«Islandia, te he soñado largamente / desde aquella mañana en que mi padre / le dio al niño que he sido y que no ha muerto / una versión de la Völsunga Saga» .
En efecto: Borges soñó a Islandia largamente. La volvió geografía, sintaxis del agua y crónica del vacío. Como si la distancia le hubiera cedido un emblema. O mejor, una astucia, un viaje a una palabra abrupta, como una espada: el lugar de fundación de una escritura.

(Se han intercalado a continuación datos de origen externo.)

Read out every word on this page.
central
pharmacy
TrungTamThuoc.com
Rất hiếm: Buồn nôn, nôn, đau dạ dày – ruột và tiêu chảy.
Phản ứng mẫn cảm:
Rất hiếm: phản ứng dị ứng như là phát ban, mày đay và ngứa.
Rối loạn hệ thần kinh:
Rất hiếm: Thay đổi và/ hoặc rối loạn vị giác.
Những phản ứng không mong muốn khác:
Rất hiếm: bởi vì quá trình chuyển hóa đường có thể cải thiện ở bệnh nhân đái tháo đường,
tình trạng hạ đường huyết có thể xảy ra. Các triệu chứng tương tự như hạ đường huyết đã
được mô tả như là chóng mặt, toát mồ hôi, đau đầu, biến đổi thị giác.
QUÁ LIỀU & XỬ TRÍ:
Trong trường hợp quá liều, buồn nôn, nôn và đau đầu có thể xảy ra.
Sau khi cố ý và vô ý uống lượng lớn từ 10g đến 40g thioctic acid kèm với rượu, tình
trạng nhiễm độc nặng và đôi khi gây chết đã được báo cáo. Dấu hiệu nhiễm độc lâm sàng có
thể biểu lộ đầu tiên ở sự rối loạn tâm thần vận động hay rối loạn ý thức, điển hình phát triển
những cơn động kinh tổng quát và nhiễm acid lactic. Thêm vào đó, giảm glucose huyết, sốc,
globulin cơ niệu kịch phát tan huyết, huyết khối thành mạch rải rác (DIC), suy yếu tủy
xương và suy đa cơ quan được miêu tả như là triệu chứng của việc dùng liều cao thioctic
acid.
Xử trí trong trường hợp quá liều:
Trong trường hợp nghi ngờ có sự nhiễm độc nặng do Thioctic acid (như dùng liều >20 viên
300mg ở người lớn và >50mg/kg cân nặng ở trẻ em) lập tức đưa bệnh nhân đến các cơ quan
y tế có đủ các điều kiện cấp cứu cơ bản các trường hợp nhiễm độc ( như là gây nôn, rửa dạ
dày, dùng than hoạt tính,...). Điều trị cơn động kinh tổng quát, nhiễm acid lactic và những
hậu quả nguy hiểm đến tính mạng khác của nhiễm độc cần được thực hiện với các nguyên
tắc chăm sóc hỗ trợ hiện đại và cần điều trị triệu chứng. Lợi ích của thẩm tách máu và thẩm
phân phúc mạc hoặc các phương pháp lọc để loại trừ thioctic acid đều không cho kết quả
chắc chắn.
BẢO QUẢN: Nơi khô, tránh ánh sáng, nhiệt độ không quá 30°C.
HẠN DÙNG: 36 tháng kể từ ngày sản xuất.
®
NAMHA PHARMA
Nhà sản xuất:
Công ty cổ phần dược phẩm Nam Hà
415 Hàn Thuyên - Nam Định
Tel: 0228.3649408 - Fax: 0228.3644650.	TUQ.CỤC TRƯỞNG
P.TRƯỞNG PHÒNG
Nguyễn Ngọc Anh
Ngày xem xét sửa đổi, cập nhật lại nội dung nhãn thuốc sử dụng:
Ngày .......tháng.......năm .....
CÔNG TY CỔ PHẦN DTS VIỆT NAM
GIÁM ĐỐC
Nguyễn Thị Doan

La materia escandinava, digamos, le permite encarnar la figura del escritor des-territorializado (que fraguara en «El escritor argentino y la tradición») mucho antes de que la academia norteamericana inventara ese término. Absuelta de toda memoria personal o local, la «última Thule» deviene tamaño de la esperanza borgeana: encontrarle la metafísica y la música y el temblor a la fatalidad de ser argentinos bien puede ahora avenirse con algo que no es (ni quiere ser) fatalmente reconocible.

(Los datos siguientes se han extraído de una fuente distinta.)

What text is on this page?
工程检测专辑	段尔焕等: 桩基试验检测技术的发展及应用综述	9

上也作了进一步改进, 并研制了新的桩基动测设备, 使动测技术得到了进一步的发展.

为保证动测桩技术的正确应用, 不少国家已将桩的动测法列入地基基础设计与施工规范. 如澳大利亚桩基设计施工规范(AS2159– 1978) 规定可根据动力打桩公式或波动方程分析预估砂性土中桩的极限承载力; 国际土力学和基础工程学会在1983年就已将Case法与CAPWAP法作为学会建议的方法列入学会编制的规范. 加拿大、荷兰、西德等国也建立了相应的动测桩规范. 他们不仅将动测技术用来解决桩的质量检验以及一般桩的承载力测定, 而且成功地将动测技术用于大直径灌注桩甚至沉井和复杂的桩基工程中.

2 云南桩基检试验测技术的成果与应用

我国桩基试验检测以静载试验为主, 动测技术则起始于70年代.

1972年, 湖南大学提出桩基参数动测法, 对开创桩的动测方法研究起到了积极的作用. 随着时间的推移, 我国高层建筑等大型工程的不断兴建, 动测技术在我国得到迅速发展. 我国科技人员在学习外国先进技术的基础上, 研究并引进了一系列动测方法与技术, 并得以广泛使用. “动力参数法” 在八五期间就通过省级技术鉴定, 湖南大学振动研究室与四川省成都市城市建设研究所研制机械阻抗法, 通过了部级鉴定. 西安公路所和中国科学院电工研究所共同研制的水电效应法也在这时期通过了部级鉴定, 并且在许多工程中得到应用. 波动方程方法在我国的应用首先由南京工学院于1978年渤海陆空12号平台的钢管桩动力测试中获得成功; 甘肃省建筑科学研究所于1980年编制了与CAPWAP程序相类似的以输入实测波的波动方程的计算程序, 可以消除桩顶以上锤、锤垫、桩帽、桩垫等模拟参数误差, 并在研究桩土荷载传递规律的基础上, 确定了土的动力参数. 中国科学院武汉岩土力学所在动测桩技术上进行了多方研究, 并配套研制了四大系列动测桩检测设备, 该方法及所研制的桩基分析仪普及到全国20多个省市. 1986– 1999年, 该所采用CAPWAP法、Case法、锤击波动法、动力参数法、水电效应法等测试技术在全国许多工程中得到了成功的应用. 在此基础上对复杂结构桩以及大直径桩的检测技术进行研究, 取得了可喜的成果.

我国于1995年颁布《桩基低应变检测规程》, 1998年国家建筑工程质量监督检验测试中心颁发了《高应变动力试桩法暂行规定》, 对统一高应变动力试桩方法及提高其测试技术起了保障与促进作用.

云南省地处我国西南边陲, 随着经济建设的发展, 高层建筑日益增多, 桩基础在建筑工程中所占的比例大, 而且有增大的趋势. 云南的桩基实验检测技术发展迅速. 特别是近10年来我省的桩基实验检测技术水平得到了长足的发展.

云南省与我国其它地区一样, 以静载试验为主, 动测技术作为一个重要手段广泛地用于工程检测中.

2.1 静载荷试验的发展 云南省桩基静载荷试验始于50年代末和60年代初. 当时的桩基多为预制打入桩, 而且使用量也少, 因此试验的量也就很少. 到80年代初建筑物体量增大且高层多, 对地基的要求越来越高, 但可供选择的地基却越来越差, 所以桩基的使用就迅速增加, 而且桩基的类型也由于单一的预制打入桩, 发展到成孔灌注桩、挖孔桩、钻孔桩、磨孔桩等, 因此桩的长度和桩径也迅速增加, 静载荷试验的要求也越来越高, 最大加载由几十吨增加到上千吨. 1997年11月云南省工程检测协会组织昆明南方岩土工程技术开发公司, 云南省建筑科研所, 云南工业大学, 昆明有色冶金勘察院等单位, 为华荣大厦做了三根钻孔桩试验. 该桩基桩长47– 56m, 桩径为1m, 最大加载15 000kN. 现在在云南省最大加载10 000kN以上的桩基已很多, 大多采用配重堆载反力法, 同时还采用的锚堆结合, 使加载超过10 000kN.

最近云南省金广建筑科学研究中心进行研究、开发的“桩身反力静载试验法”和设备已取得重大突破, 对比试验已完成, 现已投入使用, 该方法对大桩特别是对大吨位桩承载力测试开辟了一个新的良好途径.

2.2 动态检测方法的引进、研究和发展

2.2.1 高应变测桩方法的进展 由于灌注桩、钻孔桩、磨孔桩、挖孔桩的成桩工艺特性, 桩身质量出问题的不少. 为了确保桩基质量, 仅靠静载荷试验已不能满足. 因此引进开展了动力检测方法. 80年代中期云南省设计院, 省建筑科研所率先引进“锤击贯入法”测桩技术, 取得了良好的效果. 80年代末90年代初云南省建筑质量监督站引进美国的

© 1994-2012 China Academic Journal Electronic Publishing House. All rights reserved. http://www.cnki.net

Todos los temas y figuras de Islandia pueden verse, en suma, como variaciones de una fuga musical imaginaria donde los componentes desmienten cualquier adscripción a un referente cercano. Al postularse como «invención», Islandia se transforma a la vez en cifra, en oposición a los discursos biempensantes y en manifiesto estético. De hecho, proyectado contra las tempestades de esa isla, el mundo incrementa su activo de noche, escapa de las políticas de la «identidad» que ignoran siempre lo conjetural y son, por ende, carcelarias. Estamos en presencia de una ética del desequilibrio, cuyo fin es hallar un registro que trabaje a favor de los alzamientos, lo fantasmático y el vértigo.
El impulso épico descubre, de ese modo, lo que suele velar: que en la urgencia de entregarse a una obsesión hay siempre un deseo de alcanzar lo más actual por lo más arcaico, lo más elusivo por la perduración del sueño, lo que no se cumplió por la tristeza que no se abandonará.
Es, una vez más, invierno. La noche es una intensidad de estrellas y posibles analogías. La soledad es un lujo. Pero ellos no lo notan. Se preguntan en qué antro se habrá metido el océano, qué ataduras de hielo lo habrán flechado. Hasta cuándo va a durar la necesidad de sufrir. Hasta cuándo reemplazarán la patria con palabras rojas. Son los escaldas. Es Islandia que canta, con seriedad de niña guerrera, afligida por una sola ambición, lo inexplicable.